Le Directeur Général du Fonds de Développement des Arts et de la Culture (FODAC) a déploré ce lundi 21 juin 21 juin à l’occasion de la célébration de la 40ème édition de la fête internationale de la musique, la perte du rythmes du terroir par certains artistes. Malick Kébé, puisse que c’est de lui qu’il s’agit a déploré cet état de fait, tout en invitant les artistes qui sont en manque d’inspiration à se ressourcer.

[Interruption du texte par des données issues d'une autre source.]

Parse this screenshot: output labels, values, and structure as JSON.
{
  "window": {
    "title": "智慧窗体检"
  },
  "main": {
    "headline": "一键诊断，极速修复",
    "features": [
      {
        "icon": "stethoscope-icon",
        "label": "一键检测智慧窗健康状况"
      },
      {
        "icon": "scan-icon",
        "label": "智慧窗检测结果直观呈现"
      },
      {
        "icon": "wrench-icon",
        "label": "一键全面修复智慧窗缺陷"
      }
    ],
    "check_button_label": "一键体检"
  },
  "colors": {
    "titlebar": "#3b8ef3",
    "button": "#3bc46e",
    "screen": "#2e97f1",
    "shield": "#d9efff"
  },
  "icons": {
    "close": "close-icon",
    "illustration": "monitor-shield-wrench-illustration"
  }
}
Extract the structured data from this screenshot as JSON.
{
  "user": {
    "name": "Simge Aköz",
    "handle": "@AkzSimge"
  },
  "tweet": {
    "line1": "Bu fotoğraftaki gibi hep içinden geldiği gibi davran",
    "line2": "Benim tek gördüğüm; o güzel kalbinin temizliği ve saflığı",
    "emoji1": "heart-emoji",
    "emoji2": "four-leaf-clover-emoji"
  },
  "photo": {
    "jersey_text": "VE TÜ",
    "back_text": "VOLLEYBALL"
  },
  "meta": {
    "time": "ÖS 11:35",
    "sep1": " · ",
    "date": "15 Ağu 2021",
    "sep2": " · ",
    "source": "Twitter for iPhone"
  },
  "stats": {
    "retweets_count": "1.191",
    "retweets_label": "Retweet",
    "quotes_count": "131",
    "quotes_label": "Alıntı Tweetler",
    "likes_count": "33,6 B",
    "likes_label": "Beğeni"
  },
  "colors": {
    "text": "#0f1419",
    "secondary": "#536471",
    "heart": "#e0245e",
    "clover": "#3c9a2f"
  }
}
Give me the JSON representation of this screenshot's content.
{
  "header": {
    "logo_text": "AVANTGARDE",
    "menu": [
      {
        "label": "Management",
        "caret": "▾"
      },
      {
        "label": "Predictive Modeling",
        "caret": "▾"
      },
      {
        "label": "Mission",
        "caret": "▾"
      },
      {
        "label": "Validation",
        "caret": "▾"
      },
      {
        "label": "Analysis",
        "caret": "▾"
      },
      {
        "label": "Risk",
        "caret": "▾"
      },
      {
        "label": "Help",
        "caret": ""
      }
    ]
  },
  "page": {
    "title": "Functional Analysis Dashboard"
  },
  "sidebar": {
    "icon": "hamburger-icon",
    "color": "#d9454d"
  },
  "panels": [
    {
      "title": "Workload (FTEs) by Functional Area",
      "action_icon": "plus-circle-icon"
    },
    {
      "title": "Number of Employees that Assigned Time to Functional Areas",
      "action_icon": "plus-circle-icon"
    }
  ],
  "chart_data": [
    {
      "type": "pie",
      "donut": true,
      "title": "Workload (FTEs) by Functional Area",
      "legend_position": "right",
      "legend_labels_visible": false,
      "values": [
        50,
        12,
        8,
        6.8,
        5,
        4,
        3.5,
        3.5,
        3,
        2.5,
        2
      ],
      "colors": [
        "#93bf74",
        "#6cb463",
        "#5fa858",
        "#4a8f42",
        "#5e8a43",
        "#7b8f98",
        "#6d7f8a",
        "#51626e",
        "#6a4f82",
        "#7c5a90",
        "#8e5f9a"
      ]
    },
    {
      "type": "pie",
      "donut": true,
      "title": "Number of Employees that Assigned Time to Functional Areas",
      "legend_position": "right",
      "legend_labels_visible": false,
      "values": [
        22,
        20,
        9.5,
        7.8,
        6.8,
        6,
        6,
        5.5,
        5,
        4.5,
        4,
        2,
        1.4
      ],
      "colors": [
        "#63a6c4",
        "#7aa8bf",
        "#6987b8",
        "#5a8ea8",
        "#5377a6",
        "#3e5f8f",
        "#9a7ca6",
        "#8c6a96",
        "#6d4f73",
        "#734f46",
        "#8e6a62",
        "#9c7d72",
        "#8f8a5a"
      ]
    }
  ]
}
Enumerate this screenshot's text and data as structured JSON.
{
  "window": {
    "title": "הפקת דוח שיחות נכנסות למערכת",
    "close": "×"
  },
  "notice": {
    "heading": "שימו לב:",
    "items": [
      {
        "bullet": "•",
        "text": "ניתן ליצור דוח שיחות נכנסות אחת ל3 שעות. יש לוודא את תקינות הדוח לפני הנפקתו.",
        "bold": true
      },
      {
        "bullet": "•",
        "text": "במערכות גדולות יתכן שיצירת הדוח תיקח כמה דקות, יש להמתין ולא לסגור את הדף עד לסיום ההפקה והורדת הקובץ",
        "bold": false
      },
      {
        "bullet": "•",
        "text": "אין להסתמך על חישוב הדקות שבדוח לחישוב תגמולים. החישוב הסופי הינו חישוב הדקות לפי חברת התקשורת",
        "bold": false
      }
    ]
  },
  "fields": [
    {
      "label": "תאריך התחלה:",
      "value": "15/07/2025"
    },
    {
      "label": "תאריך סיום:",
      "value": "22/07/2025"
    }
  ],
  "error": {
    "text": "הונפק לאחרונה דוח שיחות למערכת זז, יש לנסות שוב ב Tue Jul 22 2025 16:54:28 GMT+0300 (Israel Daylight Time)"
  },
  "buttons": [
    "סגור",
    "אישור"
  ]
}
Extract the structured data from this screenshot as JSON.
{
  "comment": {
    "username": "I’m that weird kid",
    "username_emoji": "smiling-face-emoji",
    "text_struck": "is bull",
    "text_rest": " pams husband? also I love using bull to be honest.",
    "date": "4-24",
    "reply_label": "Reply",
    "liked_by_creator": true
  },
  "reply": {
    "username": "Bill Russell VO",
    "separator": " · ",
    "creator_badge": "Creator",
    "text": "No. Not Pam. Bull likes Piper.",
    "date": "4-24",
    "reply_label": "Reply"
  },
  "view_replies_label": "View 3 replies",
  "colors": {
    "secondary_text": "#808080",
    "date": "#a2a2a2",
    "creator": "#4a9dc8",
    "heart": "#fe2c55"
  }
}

«Moi je vois que cette musique perd de jour en jour sa valeur. Quand vous écoutez de la musique guinéenne aujourd’hui, vous avez tendance à écouter de la musique importée », regrette-t-il et de poursuivre :
« Rarement on entend les sonorités, les rythmes de chez nous. Ce sont des rythmes qui sont empruntés de partout. Je suis bien d’accord que nous puissions faire des rencontres, des créations qu’on essaie de voyager avec la musique. Mais en le faisant, il faudrait que nous acceptions de garder nos deux pieds enracinés dans la culture(…) mais aujourd’hui, si le socle même de notre musique a complètement perdu sa valeur, je pense que c’est difficile de s’identifier de la musique que nous faisons aujourd’hui. Je n’ai pas dit que tous ceux qui font de la musique guinéenne vont dans ce sens, mais quand nous prenons la majeure partie, nous nous rendons compte que nous avons de sérieux problèmes et que nous devons prendre nos responsabilités pour éviter à cette musique de disparaître », a fait remarquer cet acteur culturel.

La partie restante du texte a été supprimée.